I plan to rerun the script using a larger dict size and expect it can become better...

chenhsuanlin commented 1 year ago

@440981 @zParquet have you set the scene type to indoor in the data processing step? Also, you would need to make sure the bounding sphere encapsulates the entire indoor region.

wen-yuan-zhang commented 1 year ago

@chenhsuanlin I transformed the data type manually from raw scannet datset. I rescaled the scene so that the center of the scene lies in the coordinate origin (0,0,0) and the scale of the scene lies in the cube of [-0.5, 0.5]^3. I think this transformation plays the same role as "indoor" processing step. I noticed that neuralangelo initializes the scene as a sphere with radius 1, so I'm convinced that the scene is within the indoor region after transformation.

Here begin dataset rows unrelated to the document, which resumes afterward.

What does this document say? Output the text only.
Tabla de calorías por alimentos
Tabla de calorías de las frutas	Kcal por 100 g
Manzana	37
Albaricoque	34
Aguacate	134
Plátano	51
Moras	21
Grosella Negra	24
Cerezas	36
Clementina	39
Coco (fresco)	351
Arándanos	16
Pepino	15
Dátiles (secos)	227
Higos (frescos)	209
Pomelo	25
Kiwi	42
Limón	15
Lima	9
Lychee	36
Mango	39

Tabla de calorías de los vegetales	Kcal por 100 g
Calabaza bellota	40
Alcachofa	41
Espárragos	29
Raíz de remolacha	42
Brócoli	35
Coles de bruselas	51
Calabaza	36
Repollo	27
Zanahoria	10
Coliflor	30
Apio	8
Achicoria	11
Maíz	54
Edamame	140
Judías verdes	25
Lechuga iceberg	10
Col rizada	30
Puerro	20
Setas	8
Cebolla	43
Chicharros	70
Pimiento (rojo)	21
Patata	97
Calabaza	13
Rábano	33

chenhsuanlin commented 1 year ago

@zParquet we have pushed an update to main yesterday that fixed a checkpoint issue which may be related. Could you pull and try running the pipeline again? Please let me know if there are further issues with the latest code.

LSK0821 commented 8 months ago

@zParquet Hello, do you have solved it? I met the same problem, poor performance on Scannet dataset.

alan355 commented 6 months ago

This time I trained scannet scene0050_00 for 500k iters. It seems better than that of 30k iters, but is still bad :(

I plan to rerun the script using a larger dict size and expect it can become better...

Have you solved this problem? I'm having the same issue with the indoor dataset as you

wen-yuan-zhang commented 6 months ago

I did not get a satisfied result at last😥. I'm afraid that maybe there is some generalization ability limit of neuralangelo in indoor scene datatset. If anyone can obtain better results, please let me know where I made mistakes.